Manuel Abarca Corpus Christi, Tex

To the Editors:

"Not not to be found Not Found" by Wade Saunders gave long-sought closure to Bollinger's neighborhood and absence in my life. Within days of knowing him I told him, "I regard with affection you," and he asked, "Don't you think that's premature?" I did not. His boldnes and his allegiance to his be in possession of mind were as irresistible as his blondnes and blue-ey sweetness. I am sad that I can stop searching the gallery guides for him now. I am sad alcoholism swallowed him. on the other hand I'm glad his work exists. Which it does, as he does, for those who won't forget him.

I clinch indelible images of him, in fresh England in the fall of 1973 pouring molten iron into the sand from large bucket at the Van Waggoner foundry making the last of his particulars ever to be seen at OK Harris; drenched and splattered with black ink and champagne upon New Year's Eve, 1973, as he made the drawings that were exhibited with the iron pieces. Always elegant and utterly coarse.
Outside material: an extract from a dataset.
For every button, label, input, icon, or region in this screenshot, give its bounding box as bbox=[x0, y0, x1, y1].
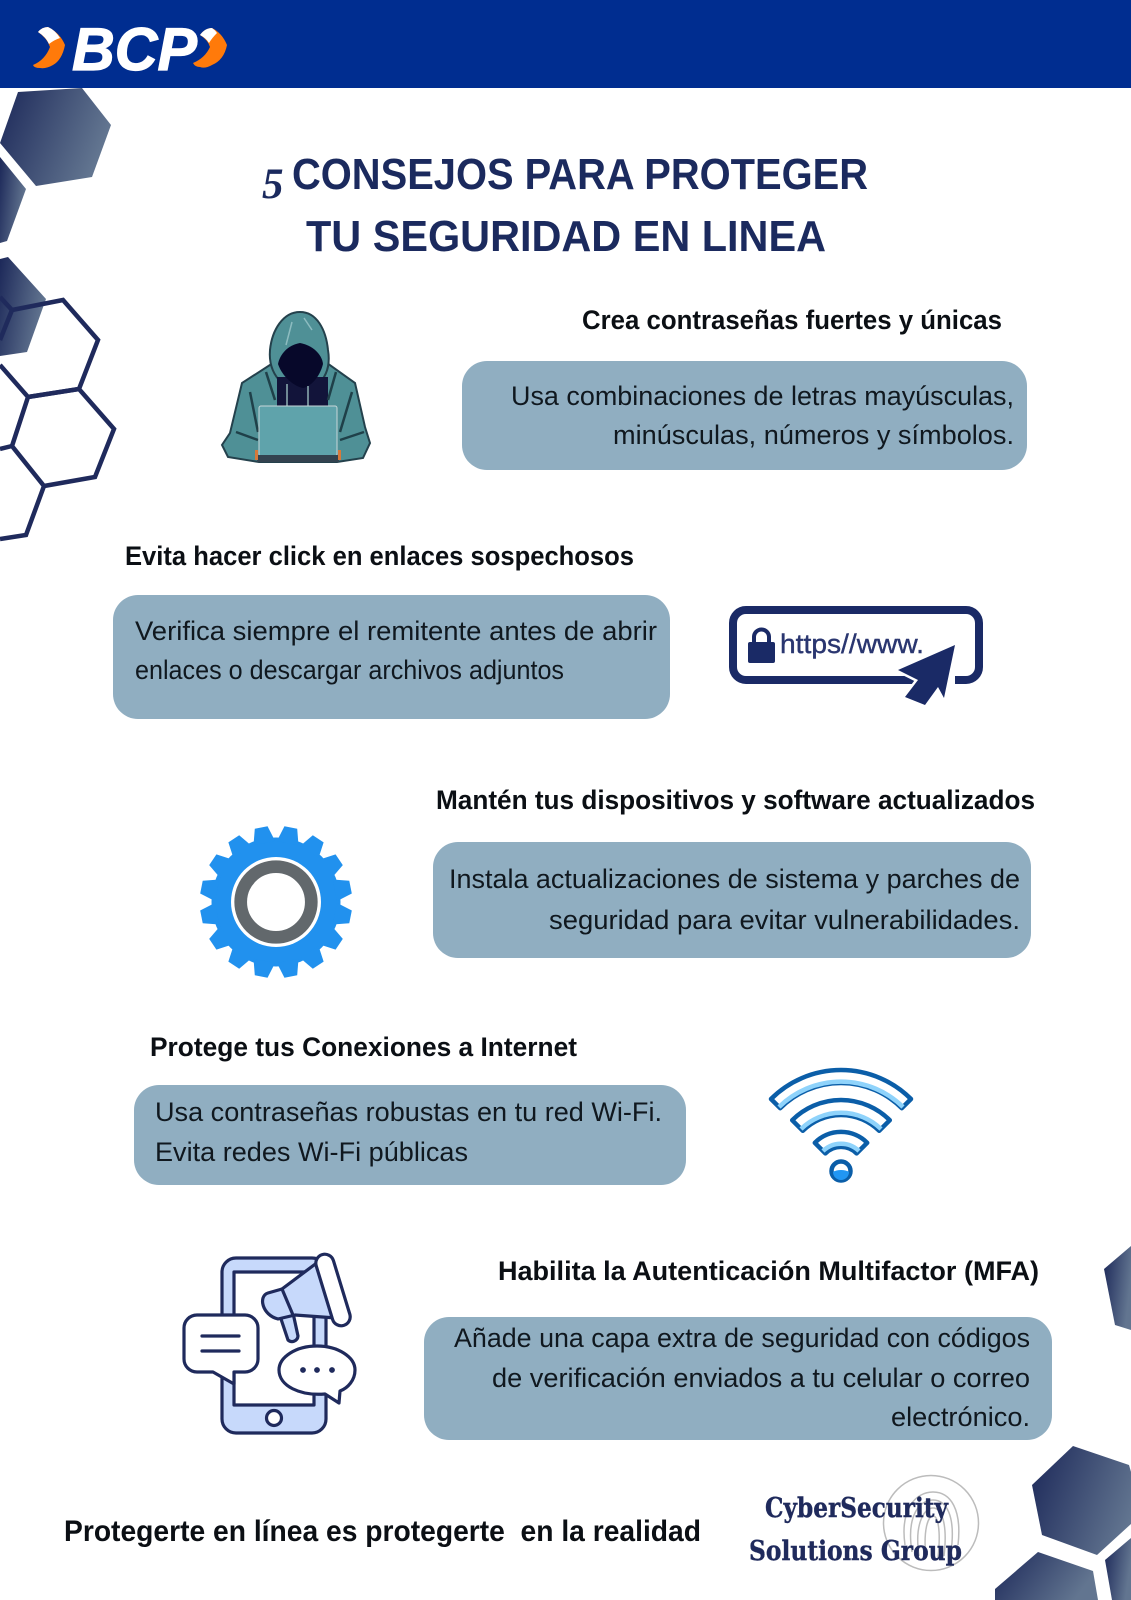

He disappeared from my life and from the art world after that. I have gazeed for him ever since. I lay the foundation of him more than 25 years later in the pages of Art in America. Goodbye Bill Bollinger. May you be at liberty from danger.

Ellen Hammill Ellison observes Angeles

Letters to the Author

[The following rejoinders were addressed to the author. In the interest of expanding the historical record, they are reproduc (in slightly edited form) with the kind permission of the correspondents.--Eds.]

Dear Wade Saunders:

Thank you for your astounding article on Bill Bollinger. Great writing upon a great artist.

move with a jerk Grosvenor East Patchogue, N.Y.

Dear Mr Saunders:

I take pleasure ined your article on Bill Bollinger real much--which I mention because I know all too well in what way what we write often falls unheard on the desert air. Bollinger's work have the appearances very beautiful and powerful. on the contrary there was one aspect of your article that touched me in a special way, since my father was an artist in his youth, with the greatest visions ahead. Yet all was in many ways not to be found and when he died in 1976 he was, I think, in silent despair.

This took place, I should add, in England, where he had graduated from the Slade, go throughed in the Slump and the War, and then finally taught for the repose of his life at an art academy in London. Since his death, I have been able to earn his paintings in museums (the Tate, the British Museum, etc) As an art historian, I have also managed to do something about him and his generation in England: an article is just about to appear. His elderly art school, the Slade, now has a destiny of his drawings and oil studies.